3.    Modify this statement and replace "Resource": "*", with your ARN for the assume role.

{
  "Action": [
      "iam:PassRole"
    ],
    "Resource": "*",
    "Effect": "Allow"
  },

Run the Automation document

To use the set of Systems Manager Automation documents, you need to run only the initial AWSPremiumSupport-TroubleshootEC2DiskUsage document. Follow these steps:

1.    Open the Systems Manager console, and then choose Automation from the navigation pane.

2.    Choose Execute automation.

3.    Select the radio button for AWSPremiumSupport-TroubleshootEC2DiskUsage, and then choose Next.

4.    For Execute automation document, select Simple execution.

5.    Under Input parameters:

For InstanceId, enter your Amazon EC2 instance ID.

For AutomationAssumeRole, enter the ARN of the role that allows the Automation to perform the actions on your behalf.
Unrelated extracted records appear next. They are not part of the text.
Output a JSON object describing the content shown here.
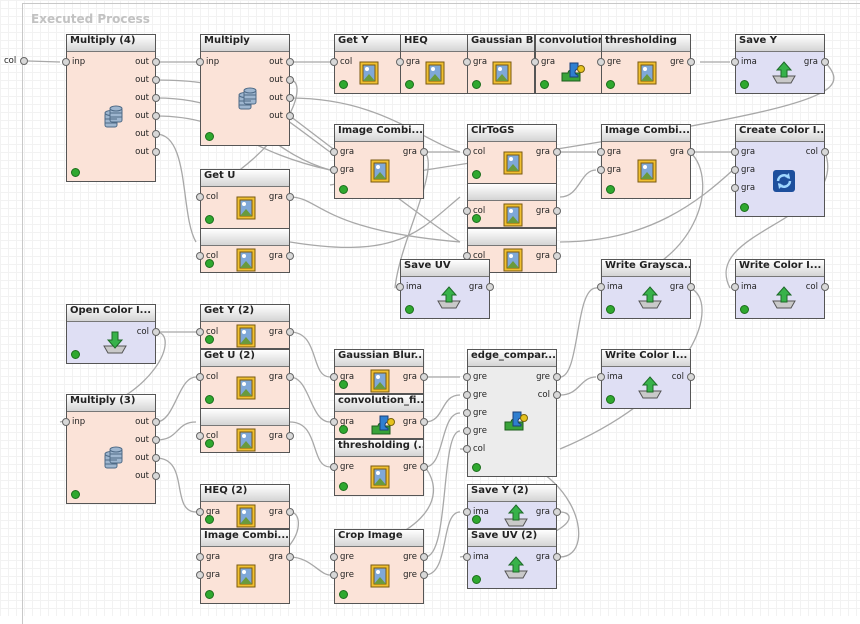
{
  "title": "Executed Process",
  "process_input": "col",
  "operators": [
    {
      "name": "Multiply (4)",
      "color": "orange",
      "icon": "database-icon",
      "ports_in": [
        "inp"
      ],
      "ports_out": [
        "out",
        "out",
        "out",
        "out",
        "out",
        "out"
      ]
    },
    {
      "name": "Multiply",
      "color": "orange",
      "icon": "database-icon",
      "ports_in": [
        "inp"
      ],
      "ports_out": [
        "out",
        "out",
        "out",
        "out"
      ]
    },
    {
      "name": "Get Y",
      "color": "orange",
      "icon": "picture-icon",
      "ports_in": [
        "col"
      ],
      "ports_out": []
    },
    {
      "name": "HEQ",
      "color": "orange",
      "icon": "picture-icon",
      "ports_in": [
        "gra"
      ],
      "ports_out": []
    },
    {
      "name": "Gaussian Blur",
      "color": "orange",
      "icon": "picture-icon",
      "ports_in": [
        "gra"
      ],
      "ports_out": []
    },
    {
      "name": "convolution",
      "color": "orange",
      "icon": "puzzle-icon",
      "ports_in": [
        "gra"
      ],
      "ports_out": []
    },
    {
      "name": "thresholding",
      "color": "orange",
      "icon": "picture-icon",
      "ports_in": [
        "gre"
      ],
      "ports_out": [
        "gre"
      ]
    },
    {
      "name": "Save Y",
      "color": "blue",
      "icon": "save-icon",
      "ports_in": [
        "ima"
      ],
      "ports_out": [
        "gra"
      ]
    },
    {
      "name": "Image Combi...",
      "color": "orange",
      "icon": "picture-icon",
      "ports_in": [
        "gra",
        "gra"
      ],
      "ports_out": [
        "gra"
      ]
    },
    {
      "name": "ClrToGS",
      "color": "orange",
      "icon": "picture-icon",
      "ports_in": [
        "col"
      ],
      "ports_out": [
        "gra"
      ]
    },
    {
      "name": "",
      "color": "orange",
      "icon": "picture-icon",
      "ports_in": [
        "col"
      ],
      "ports_out": [
        "gra"
      ]
    },
    {
      "name": "",
      "color": "orange",
      "icon": "picture-icon",
      "ports_in": [
        "col"
      ],
      "ports_out": [
        "gra"
      ]
    },
    {
      "name": "Image Combi...",
      "color": "orange",
      "icon": "picture-icon",
      "ports_in": [
        "gra",
        "gra"
      ],
      "ports_out": [
        "gra"
      ]
    },
    {
      "name": "Create Color I...",
      "color": "blue",
      "icon": "refresh-icon",
      "ports_in": [
        "gra",
        "gra",
        "gra"
      ],
      "ports_out": [
        "col"
      ]
    },
    {
      "name": "Get U",
      "color": "orange",
      "icon": "picture-icon",
      "ports_in": [
        "col"
      ],
      "ports_out": [
        "gra"
      ]
    },
    {
      "name": "",
      "color": "orange",
      "icon": "picture-icon",
      "ports_in": [
        "col"
      ],
      "ports_out": [
        "gra"
      ]
    },
    {
      "name": "Save UV",
      "color": "blue",
      "icon": "save-icon",
      "ports_in": [
        "ima"
      ],
      "ports_out": [
        "gra"
      ]
    },
    {
      "name": "Write Graysca...",
      "color": "blue",
      "icon": "save-icon",
      "ports_in": [
        "ima"
      ],
      "ports_out": [
        "gra"
      ]
    },
    {
      "name": "Write Color I...",
      "color": "blue",
      "icon": "save-icon",
      "ports_in": [
        "ima"
      ],
      "ports_out": [
        "col"
      ]
    },
    {
      "name": "Open Color I...",
      "color": "blue",
      "icon": "open-icon",
      "ports_in": [],
      "ports_out": [
        "col"
      ]
    },
    {
      "name": "Get Y (2)",
      "color": "orange",
      "icon": "picture-icon",
      "ports_in": [
        "col"
      ],
      "ports_out": [
        "gra"
      ]
    },
    {
      "name": "Get U (2)",
      "color": "orange",
      "icon": "picture-icon",
      "ports_in": [
        "col"
      ],
      "ports_out": [
        "gra"
      ]
    },
    {
      "name": "",
      "color": "orange",
      "icon": "picture-icon",
      "ports_in": [
        "col"
      ],
      "ports_out": [
        "gra"
      ]
    },
    {
      "name": "Multiply (3)",
      "color": "orange",
      "icon": "database-icon",
      "ports_in": [
        "inp"
      ],
      "ports_out": [
        "out",
        "out",
        "out",
        "out"
      ]
    },
    {
      "name": "Gaussian Blur...",
      "color": "orange",
      "icon": "picture-icon",
      "ports_in": [
        "gra"
      ],
      "ports_out": [
        "gra"
      ]
    },
    {
      "name": "convolution_fi...",
      "color": "orange",
      "icon": "puzzle-icon",
      "ports_in": [
        "gra"
      ],
      "ports_out": [
        "gra"
      ]
    },
    {
      "name": "thresholding (...",
      "color": "orange",
      "icon": "picture-icon",
      "ports_in": [
        "gre"
      ],
      "ports_out": [
        "gre"
      ]
    },
    {
      "name": "edge_compar...",
      "color": "gray",
      "icon": "puzzle-icon",
      "ports_in": [
        "gre",
        "gre",
        "gre",
        "gre",
        "col"
      ],
      "ports_out": [
        "gre",
        "col"
      ]
    },
    {
      "name": "Write Color I...",
      "color": "blue",
      "icon": "save-icon",
      "ports_in": [
        "ima"
      ],
      "ports_out": [
        "col"
      ]
    },
    {
      "name": "HEQ (2)",
      "color": "orange",
      "icon": "picture-icon",
      "ports_in": [
        "gra"
      ],
      "ports_out": [
        "gra"
      ]
    },
    {
      "name": "Image Combi...",
      "color": "orange",
      "icon": "picture-icon",
      "ports_in": [
        "gra",
        "gra"
      ],
      "ports_out": [
        "gra"
      ]
    },
    {
      "name": "Crop Image",
      "color": "orange",
      "icon": "picture-icon",
      "ports_in": [
        "gre",
        "gre"
      ],
      "ports_out": [
        "gre",
        "gre"
      ]
    },
    {
      "name": "Save Y (2)",
      "color": "blue",
      "icon": "save-icon",
      "ports_in": [
        "ima"
      ],
      "ports_out": [
        "gra"
      ]
    },
    {
      "name": "Save UV (2)",
      "color": "blue",
      "icon": "save-icon",
      "ports_in": [
        "ima"
      ],
      "ports_out": [
        "gra"
      ]
    }
  ]
}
This is the assume role that you created when granting permissions.

6.    (Optional) Under Input parameters, specify the following inputs if your requirements differ from the default values:

VolumeExpansionEnabled: Controls whether the document will extend the affected volumes and partitions (default: True)

VolumeExpansionUsageTrigger: Minimum percentage of used partition space required to trigger expansion (default: 85)

VolumeExpansionCapSize: Maximum size in GiB that the EBS volume will increase to (default: 2048)

VolumeExpansionGibIncrease: Volume increase in GiB (default: 20)

VolumeExpansionPercentageIncrease: Volume increase in percentage (default: 20)

7.    Choose Execute.

The console displays the Automation status.

Example

Your current volume is 30 GB and has 4 GB free, which means that you have 26 GB of used space. You specify the following input parameters:

  • VolumeExpansionUsageTrigger: 85
  • VolumeExpansionGibIncrease: 10
  • VolumeExpansionPercentageIncrease: 15
  • VolumeExpansionCapSize: 2048

Outcome:

The increase triggers, because 26 GB of used space is above the 85% threshold specified for VolumeExpansionUsageTrigger.

The volume increased by 10 GB. This is because you specified that the volume should increase by either 10 GB or by 15% of the current volume size of 4.5 GB. The Automation document uses the biggest net increase between VolumeExpansionGibIncrease and VolumeExpansionPercentageIncrease.

The new volume size is 40 GB, which is within the specified 2048 VolumeExpansionCapSize.